Okazaki initially faced opposition within the Japanese-American community for teaching outsiders Japanese martial arts. This changed after World War II. Like tens of thousands of other Japanese-Americans, Okazaki was interned during the war. He was incarcerated at Honouliuli Internment Camp. Unlike others, however, his home and property were not looted; his students guarded them during the war. Upon their release, Okazaki helped support others in the Japanese-American community. For this he ultimately gained their respect.

He died at his home in Honolulu on July 12, 1951.

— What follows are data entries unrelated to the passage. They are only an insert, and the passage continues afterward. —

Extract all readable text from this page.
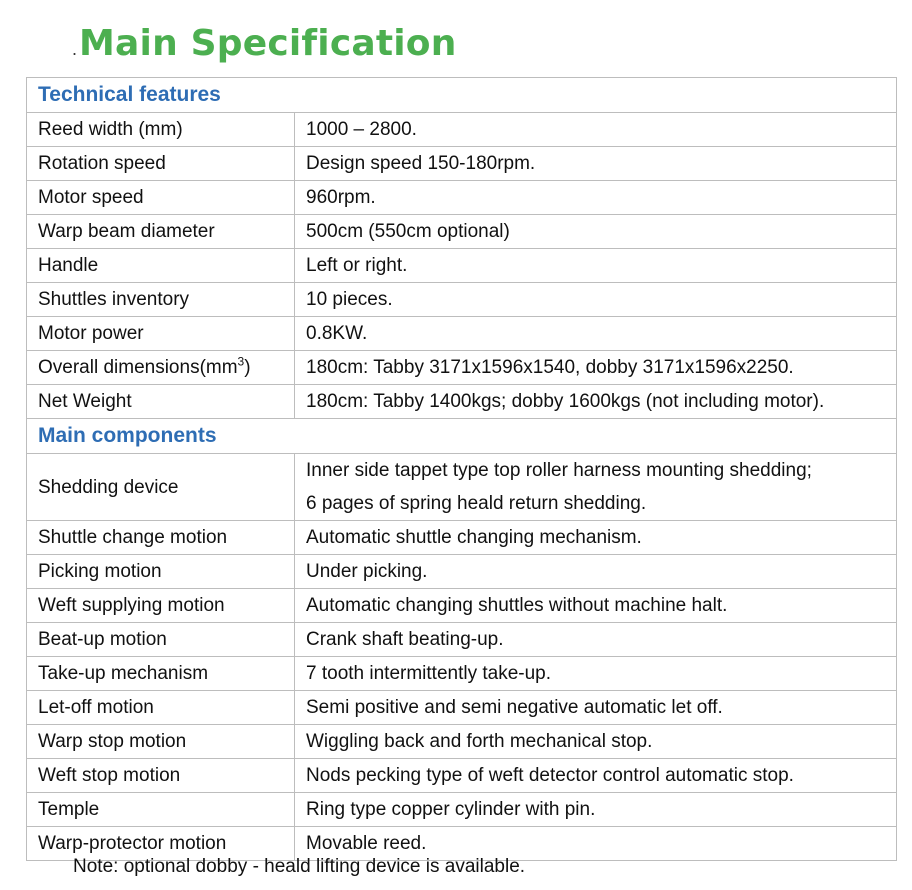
. Main Specification
Technical features	
Reed width (mm)	1000 – 2800.
Rotation speed	Design speed 150-180rpm.
Motor speed	960rpm.
Warp beam diameter	500cm (550cm optional)
Handle	Left or right.
Shuttles inventory	10 pieces.
Motor power	0.8KW.
Overall $dimensions(mm^3)$	180cm: Tabby 3171x1596x1540, dobby 3171x1596x2250.
Net Weight	180cm: Tabby 1400kgs; dobby 1600kgs (not including motor).
Main components	
Shedding device	Inner side tappet type top roller harness mounting shedding;
6 pages of spring heald return shedding.

Shuttle change motion	Automatic shuttle changing mechanism.
Picking motion	Under picking.
Weft supplying motion	Automatic changing shuttles without machine halt.
Beat-up motion	Crank shaft beating-up.
Take-up mechanism	7 tooth intermittently take-up.
Let-off motion	Semi positive and semi negative automatic let off.
Warp stop motion	Wiggling back and forth mechanical stop.
Weft stop motion	Nods pecking type of weft detector control automatic stop.
Temple	Ring type copper cylinder with pin.
Warp-protector motion	Movable reed.
Note: optional dobby - heald lifting device is available.
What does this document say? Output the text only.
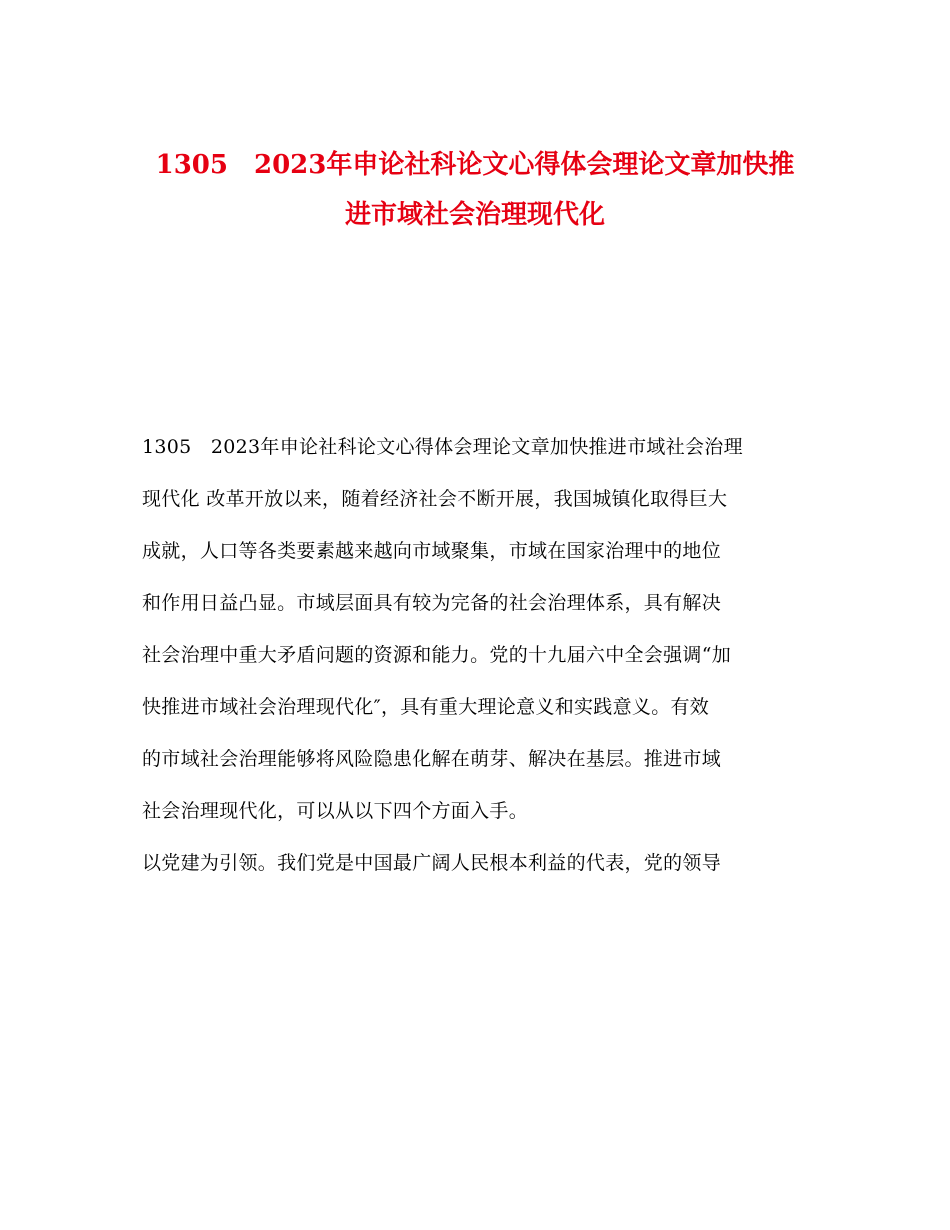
1305　2023年申论社科论文心得体会理论文章加快推
进市域社会治理现代化
1305　2023年申论社科论文心得体会理论文章加快推进市域社会治理
现代化 改革开放以来，随着经济社会不断开展，我国城镇化取得巨大
成就，人口等各类要素越来越向市域聚集，市域在国家治理中的地位
和作用日益凸显。市域层面具有较为完备的社会治理体系，具有解决
社会治理中重大矛盾问题的资源和能力。党的十九届六中全会强调“加
快推进市域社会治理现代化″，具有重大理论意义和实践意义。有效
的市域社会治理能够将风险隐患化解在萌芽、解决在基层。推进市域
社会治理现代化，可以从以下四个方面入手。
以党建为引领。我们党是中国最广阔人民根本利益的代表，党的领导
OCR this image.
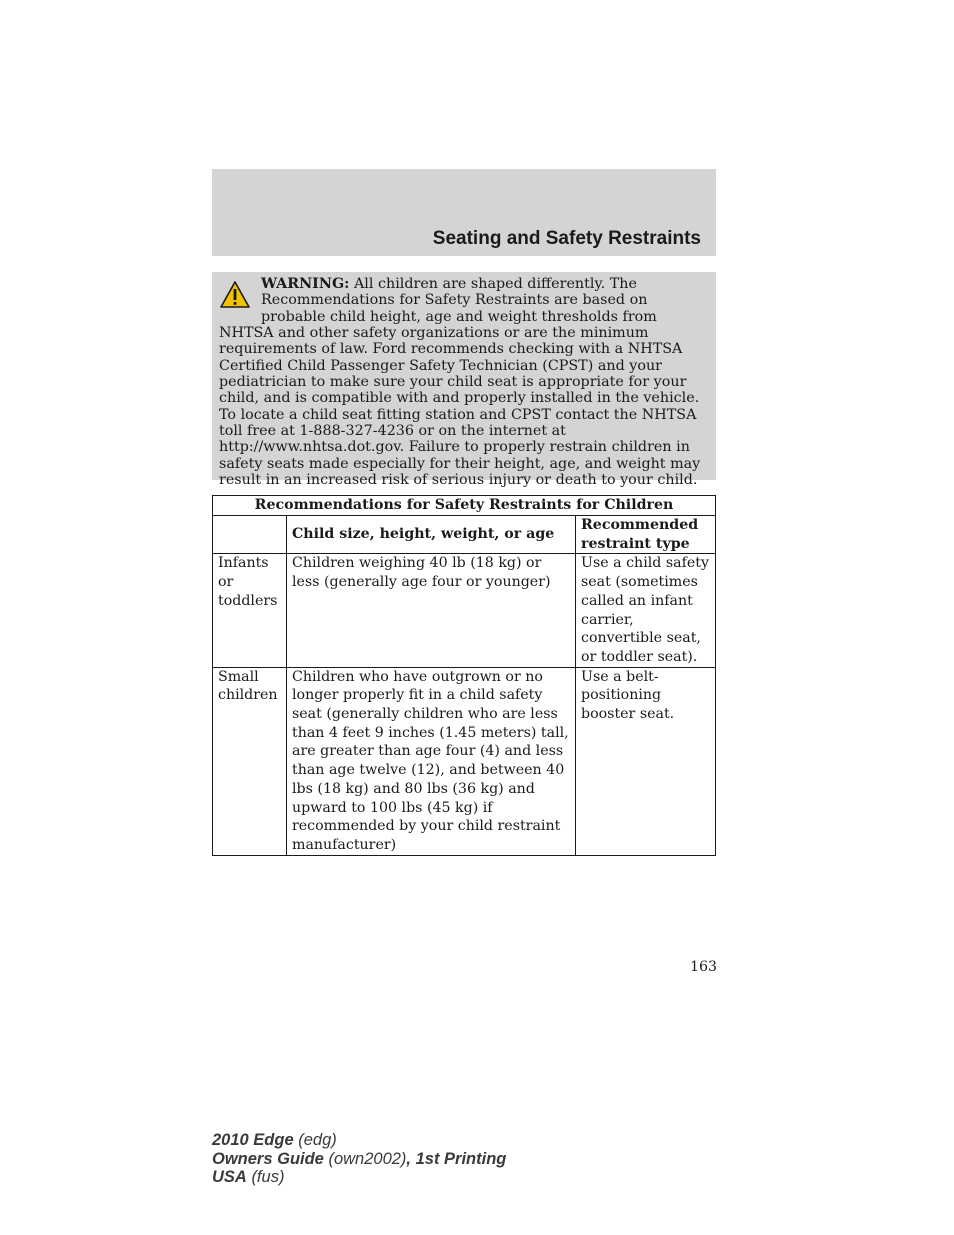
Seating and Safety Restraints
WARNING: All children are shaped differently. The Recommendations for Safety Restraints are based on probable child height, age and weight thresholds from NHTSA and other safety organizations or are the minimum requirements of law. Ford recommends checking with a NHTSA Certified Child Passenger Safety Technician (CPST) and your pediatrician to make sure your child seat is appropriate for your child, and is compatible with and properly installed in the vehicle. To locate a child seat fitting station and CPST contact the NHTSA toll free at 1-888-327-4236 or on the internet at http://www.nhtsa.dot.gov. Failure to properly restrain children in safety seats made especially for their height, age, and weight may result in an increased risk of serious injury or death to your child.
Recommendations for Safety Restraints for Children		
	Child size, height, weight, or age	Recommended restraint type
Infants or toddlers	Children weighing 40 lb (18 kg) or less (generally age four or younger)	Use a child safety seat (sometimes called an infant carrier, convertible seat, or toddler seat).
Small children	Children who have outgrown or no longer properly fit in a child safety seat (generally children who are less than 4 feet 9 inches (1.45 meters) tall, are greater than age four (4) and less than age twelve (12), and between 40 lbs (18 kg) and 80 lbs (36 kg) and upward to 100 lbs (45 kg) if recommended by your child restraint manufacturer)	Use a belt-positioning booster seat.
163
2010 Edge (edg)
Owners Guide (own2002), 1st Printing
USA (fus)
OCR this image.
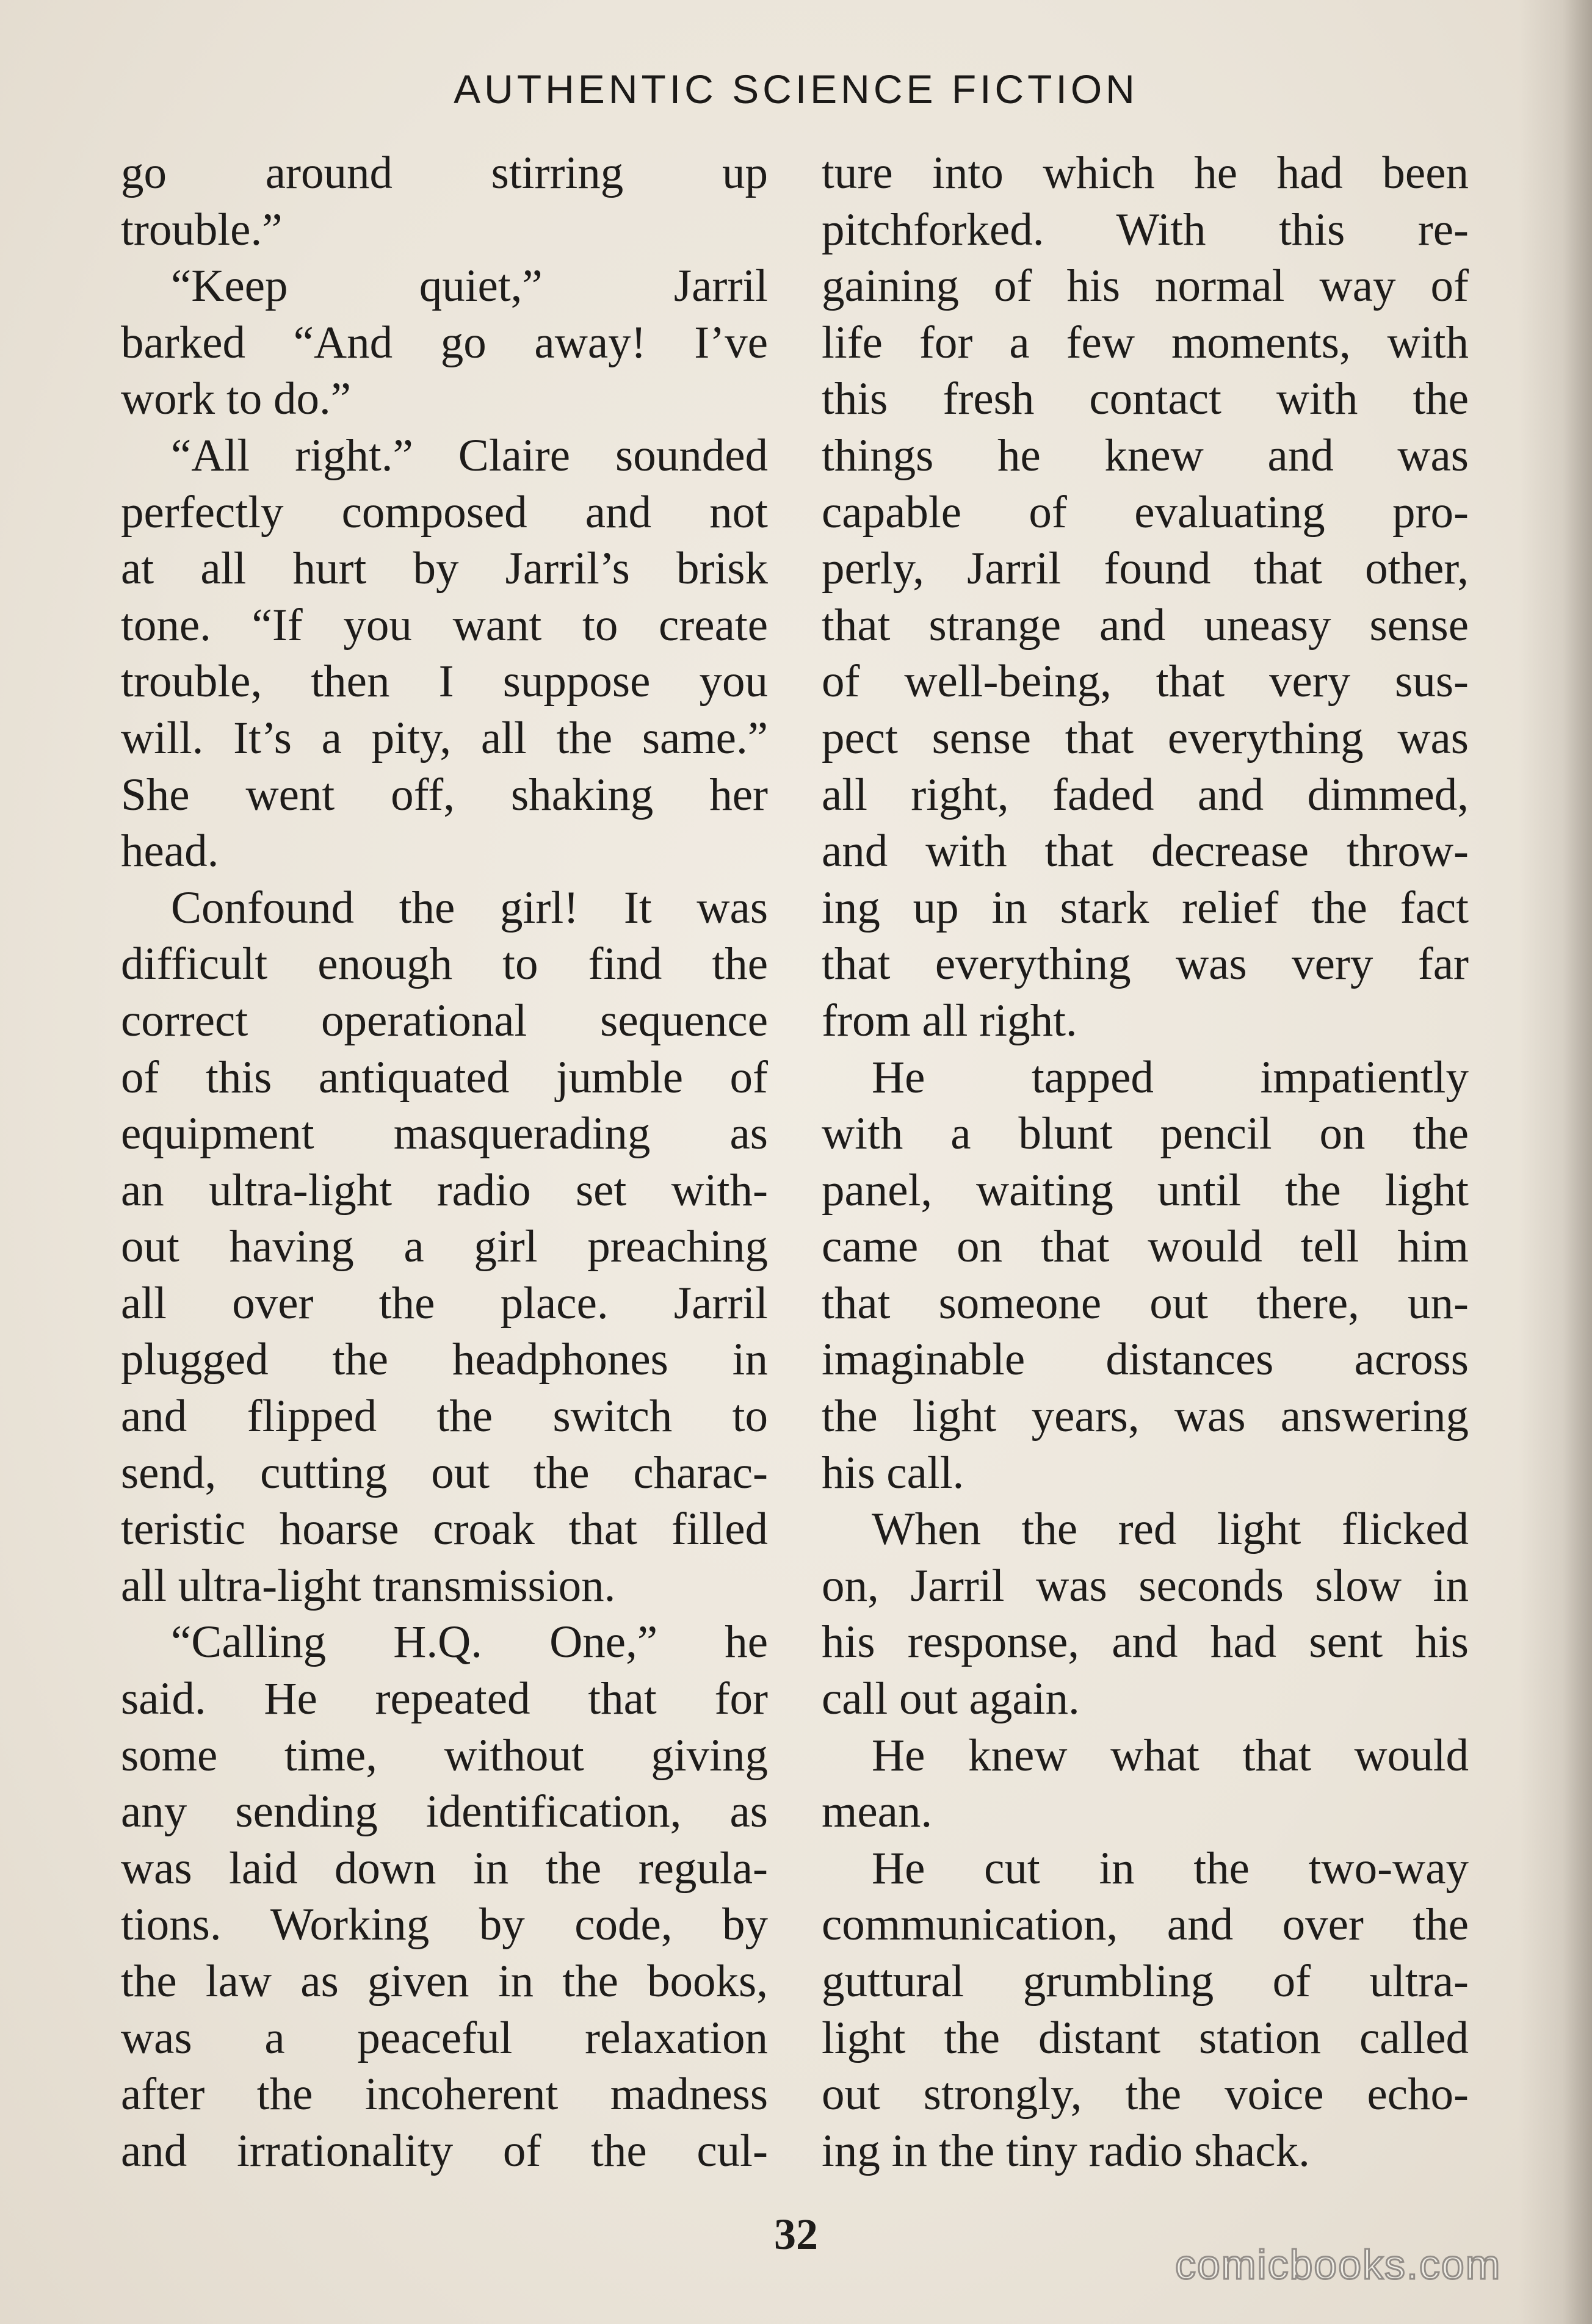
AUTHENTIC SCIENCE FICTION
go around stirring up
trouble.”
“Keep quiet,” Jarril
barked “And go away! I’ve
work to do.”
“All right.” Claire sounded
perfectly composed and not
at all hurt by Jarril’s brisk
tone. “If you want to create
trouble, then I suppose you
will. It’s a pity, all the same.”
She went off, shaking her
head.
Confound the girl! It was
difficult enough to find the
correct operational sequence
of this antiquated jumble of
equipment masquerading as
an ultra-light radio set with-
out having a girl preaching
all over the place. Jarril
plugged the headphones in
and flipped the switch to
send, cutting out the charac-
teristic hoarse croak that filled
all ultra-light transmission.
“Calling H.Q. One,” he
said. He repeated that for
some time, without giving
any sending identification, as
was laid down in the regula-
tions. Working by code, by
the law as given in the books,
was a peaceful relaxation
after the incoherent madness
and irrationality of the cul-
ture into which he had been
pitchforked. With this re-
gaining of his normal way of
life for a few moments, with
this fresh contact with the
things he knew and was
capable of evaluating pro-
perly, Jarril found that other,
that strange and uneasy sense
of well-being, that very sus-
pect sense that everything was
all right, faded and dimmed,
and with that decrease throw-
ing up in stark relief the fact
that everything was very far
from all right.
He tapped impatiently
with a blunt pencil on the
panel, waiting until the light
came on that would tell him
that someone out there, un-
imaginable distances across
the light years, was answering
his call.
When the red light flicked
on, Jarril was seconds slow in
his response, and had sent his
call out again.
He knew what that would
mean.
He cut in the two-way
communication, and over the
guttural grumbling of ultra-
light the distant station called
out strongly, the voice echo-
ing in the tiny radio shack.
32
comicbooks.com
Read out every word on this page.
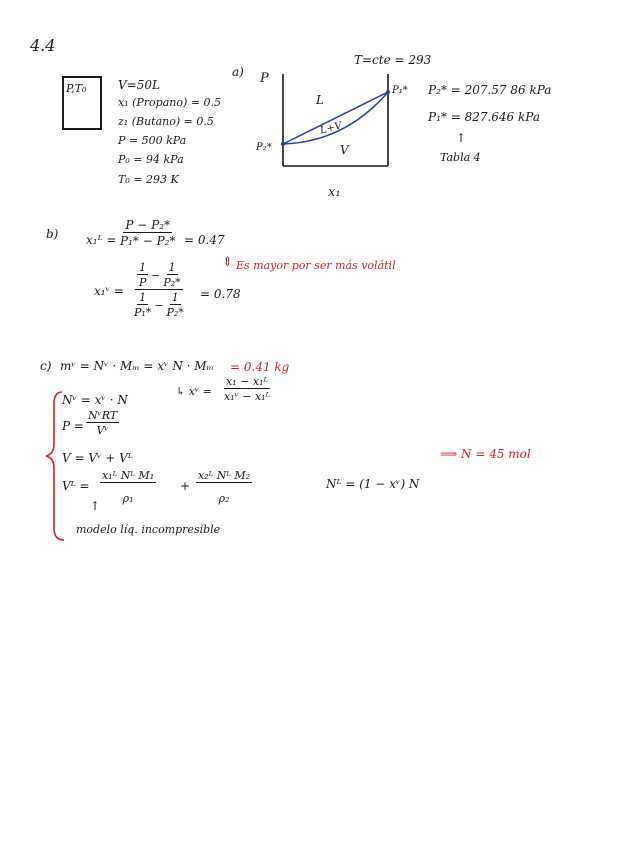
4.4
P,T₀	V=50L
x₁ (Propano) = 0.5
z₁ (Butano) = 0.5
P = 500 kPa
P₀ = 94 kPa
T₀ = 293 K
a)
T=cte = 293
P
x₁
L
L+V
V
P₁*
P₂*
P₂* = 207.57 86 kPa
P₁* = 827.646 kPa
↑
Tabla 4
b) x₁ᴸ = $\frac{\text{P − P₂*}}{\text{P₁* − P₂*}} = 0.47$
⇕ Es mayor por ser más volátil
x₁ᵛ = $\frac{\frac{1}{P} - \frac{1}{\text{P₂*}}}{\frac{1}{\text{P₁*}} - \frac{1}{\text{P₂*}}} = 0.78$
c) mᵛ = Nᵛ · Mₘ = xᵛ N · Mₘ = 0.41 kg
↳ xᵛ = $\frac{\text{x₁ − x₁ᴸ}}{\text{x₁ᵛ − x₁ᴸ}}$
Nᵛ = xᵛ · N
P =
NᵛRT
Vᵛ
V = Vᵛ + Vᴸ
Vᴸ = $\frac{\text{x₁ᴸ Nᴸ M₁}}{\text{ρ₁}} + \frac{\text{x₂ᴸ Nᴸ M₂}}{\text{ρ₂}}$
↑
Nᴸ = (1 − xᵛ) N
⟹ N = 45 mol
modelo líq. incompresible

Current descendant (2025) is Eric Okazaki, the great grandson who lives on Oahu and bears a resemblance to Seishiro Okazaki. Eric is currently a longtime VP at Kamehameha Schools Kapalama.

==As a healer==
In addition to the martial disciplines, Okazaki studied health sciences and physical therapy, and ultimately gained a reputation as a healer of the sick and injured. In 1930, Okazaki opened the Nikko Sanatorium of Restoration Massage in Honolulu, which is still in operation today. Many famous personalities of the times came to the Sanatorium to meet, be taught by or be treated by Okazaki, including Beatrice Burns, the wife of Hawaii Governor John A. Burns, who gave their son the middle name "Seishiro" in Okazaki's honor. Among the most famous were President Franklin D. Roosevelt, actress Shirley Temple, actor George Burns, and Olympic athlete, actor Johnny Weissmuller.